Il quartetto francese, vincitore del bando europeo Merita (Music cultural hERItage TAlent), offrirà al pubblico la possibilità di scegliere il programma musicale del concerto, suddiviso in diverse “portate”. Gli spettatori, al loro ingresso in sala, infatti, potranno scegliere il programma della serata, componendo un vero e proprio “menù musicale”.
“È una proposta originale, ci ha subito incuriosito e l’abbiamo inserita nella nostra stagione per la stimolante interazione tra platea e palcoscenico”, ha sottolineato Tommaso Rossi, direttore artistico della Scarlatti.
Il menù (programma) prevede quattro “portate”, ognuna con due alternative tra cui il pubblico potrà scegliere:
Ad aprire le danze, ci sarà ovviamente, la scelta dell’antipasto tra “l’Allegro Moderato” dal “Quartetto op.77 n.1” di Haydn oppure il “Quartetto in fa maggiore” di Ravel.

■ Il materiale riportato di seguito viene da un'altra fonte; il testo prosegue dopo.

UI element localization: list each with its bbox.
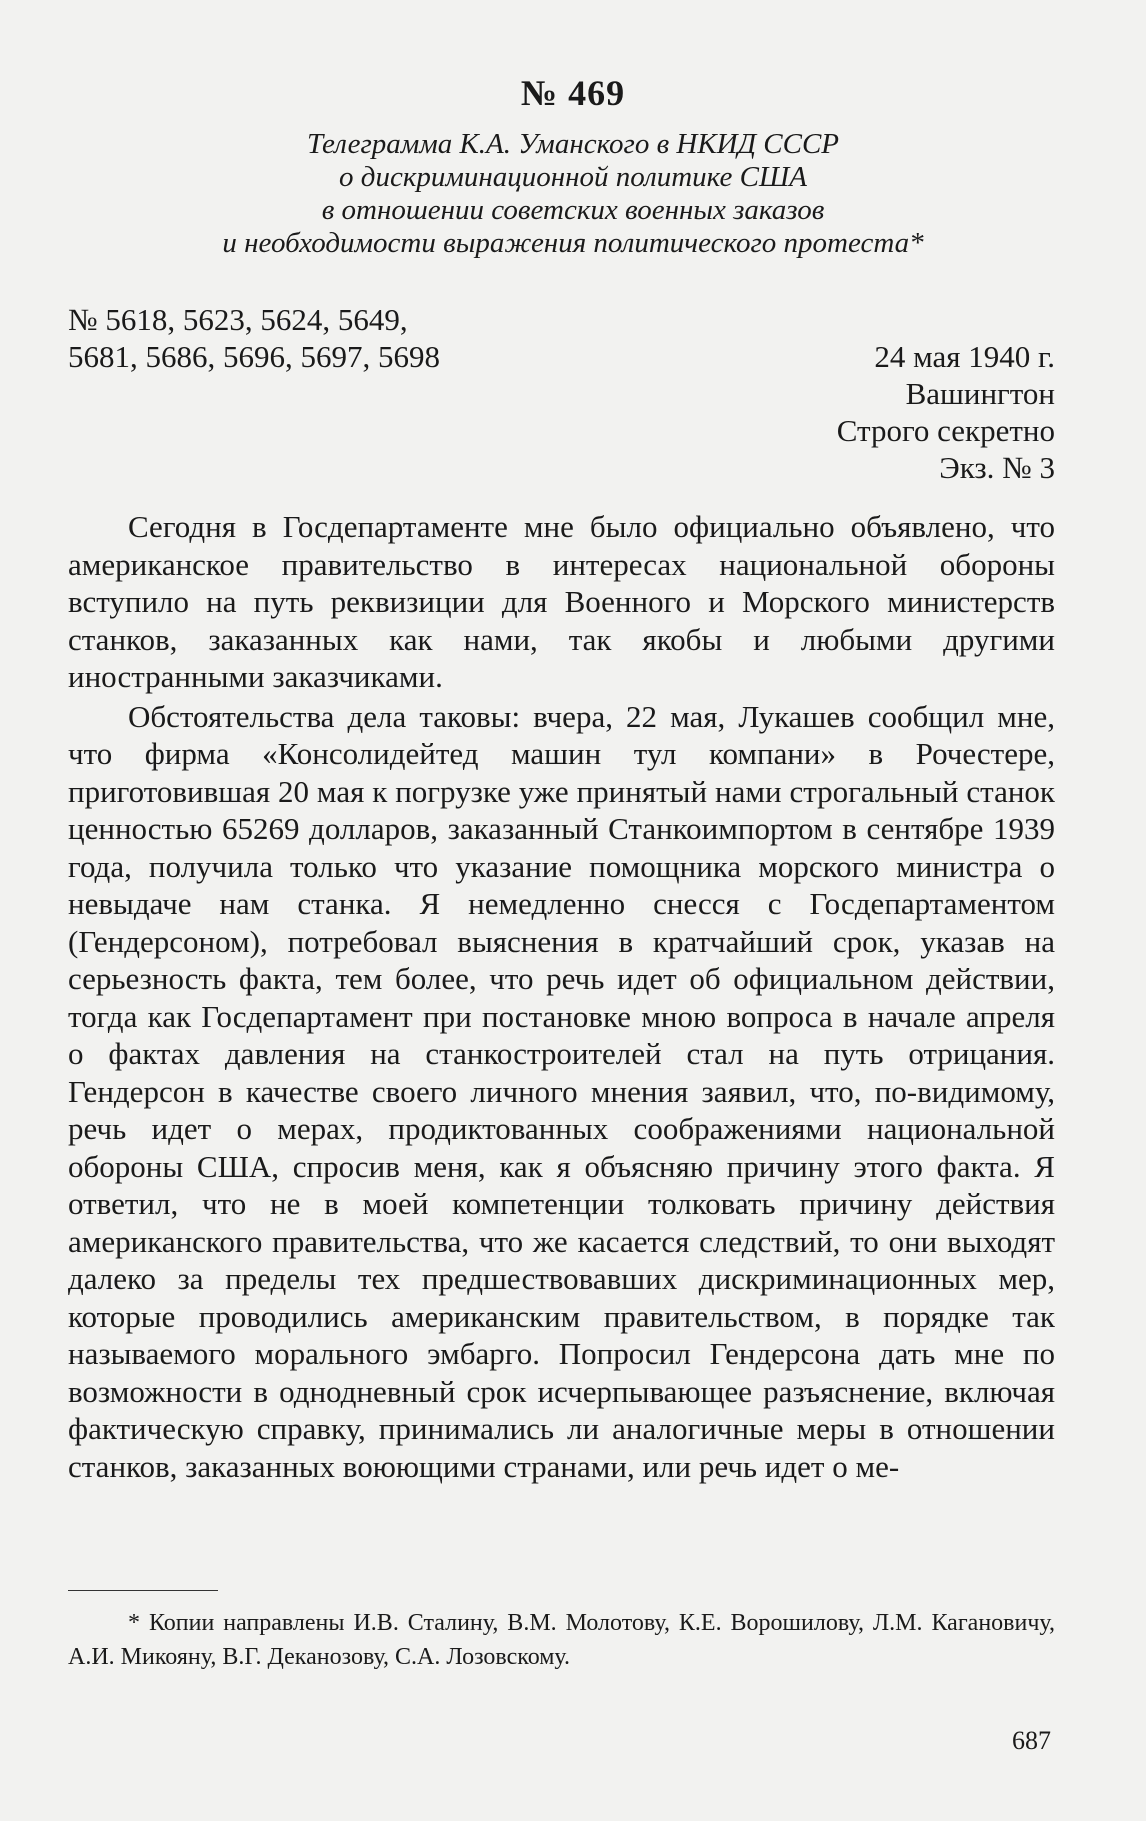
title-line: в отношении советских военных заказов: [321, 194, 825, 226]
footnote-divider: [68, 1590, 218, 1591]
body-paragraph: Обстоятельства дела таковы: вчера, 22 мая, Лукашев сообщил мне, что фирма «Консолидейтед машин тул компани» в Рочестере, приготовившая 20 мая к погрузке уже принятый нами строгальный станок ценностью 65269 долларов, заказанный Станкоимпортом в сентябре 1939 года, получила только что указание помощника морского министра о невыдаче нам станка. Я немедленно снесся с Госдепартаментом (Гендерсоном), потребовал выяснения в кратчайший срок, указав на серьезность факта, тем более, что речь идет об официальном действии, тогда как Госдепартамент при постановке мною вопроса в начале апреля о фактах давления на станкостроителей стал на путь отрицания. Гендерсон в качестве своего личного мнения заявил, что, по-видимому, речь идет о мерах, продиктованных соображениями национальной обороны США, спросив меня, как я объясняю причину этого факта. Я ответил, что не в моей компетенции толковать причину действия американского правительства, что же касается следствий, то они выходят далеко за пределы тех предшествовавших дискриминационных мер, которые проводились американским правительством, в порядке так называемого морального эмбарго. Попросил Гендерсона дать мне по возможности в однодневный срок исчерпывающее разъяснение, включая фактическую справку, принимались ли аналогичные меры в отношении станков, заказанных воюющими странами, или речь идет о ме-: [68, 698, 1055, 1484]
footnote: * Копии направлены И.В. Сталину, В.М. Молотову, К.Е. Ворошилову, Л.М. Кагановичу, А.И. Микояну, В.Г. Деканозову, С.А. Лозовскому.: [68, 1610, 1055, 1670]
dateline: [837, 338, 1055, 486]
page-number: 687: [1012, 1726, 1051, 1755]
document-number: № 469: [520, 73, 626, 113]
document-place: Вашингтон: [905, 376, 1055, 411]
title-line: о дискриминационной политике США: [339, 161, 807, 193]
copy-number: Экз. № 3: [939, 450, 1055, 485]
telegram-numbers: [68, 301, 440, 375]
title-line: Телеграмма К.А. Уманского в НКИД СССР: [306, 128, 840, 160]
classification-stamp: Строго секретно: [836, 413, 1055, 448]
body-paragraph: Сегодня в Госдепартаменте мне было официально объявлено, что американское правительство в интересах национальной обороны вступило на путь реквизиции для Военного и Морского министерств станков, заказанных как нами, так якобы и любыми другими иностранными заказчиками.: [68, 509, 1055, 694]
document-body: [68, 508, 1055, 1487]
title-line: и необходимости выражения политического протеста*: [222, 227, 924, 259]
telegram-numbers-line: № 5618, 5623, 5624, 5649,: [68, 302, 408, 337]
telegram-numbers-line: 5681, 5686, 5696, 5697, 5698: [68, 339, 440, 374]
document-title: [0, 128, 1146, 260]
document-date: 24 мая 1940 г.: [874, 339, 1055, 374]
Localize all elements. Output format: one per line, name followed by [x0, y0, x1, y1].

Al primo piatto si potrà decidere tra “Poco Adagio-Allegro” dal “Quartetto op.74” di Beethoven o “Allegro assai appassionato” dal “Quartetto op.44 n.2” di Mendelssohn.
Il Secondo piatto sarà composto o dal “Quartetto op.121” di Fauré o “Adagio ma non troppo” dal “Quartetto op.74” di Beethoven.
A concludere il tutto, non potrà non esserci il “dolce” con “Scherzo, Allegro di molto” dall’op.44 n.2 di Mendelssohn oppure “Finale, Presto” dall’op.77 n.1 di Haydn.
Fondato nel 2012 a Lione, il quartetto d’archi Wassily è composto da Vincent Forestier (violino), Marine Faup-Pelot (violino), Clément Hoareau (viola) e Auguste Rahon (violoncello). La formazione si è distinta per l’eccellente sintonia e la tecnica raffinata nell’interpretazione del repertorio per quartetto d’archi, collaborando con artisti di spicco come Anne Gastinel, Dana Ciocarlie, Jean-François Heisser, Marie-Josèphe Jude, Jean-Marc Phillips-Varjabédian, Vincent Segal e Yovan Markovitch.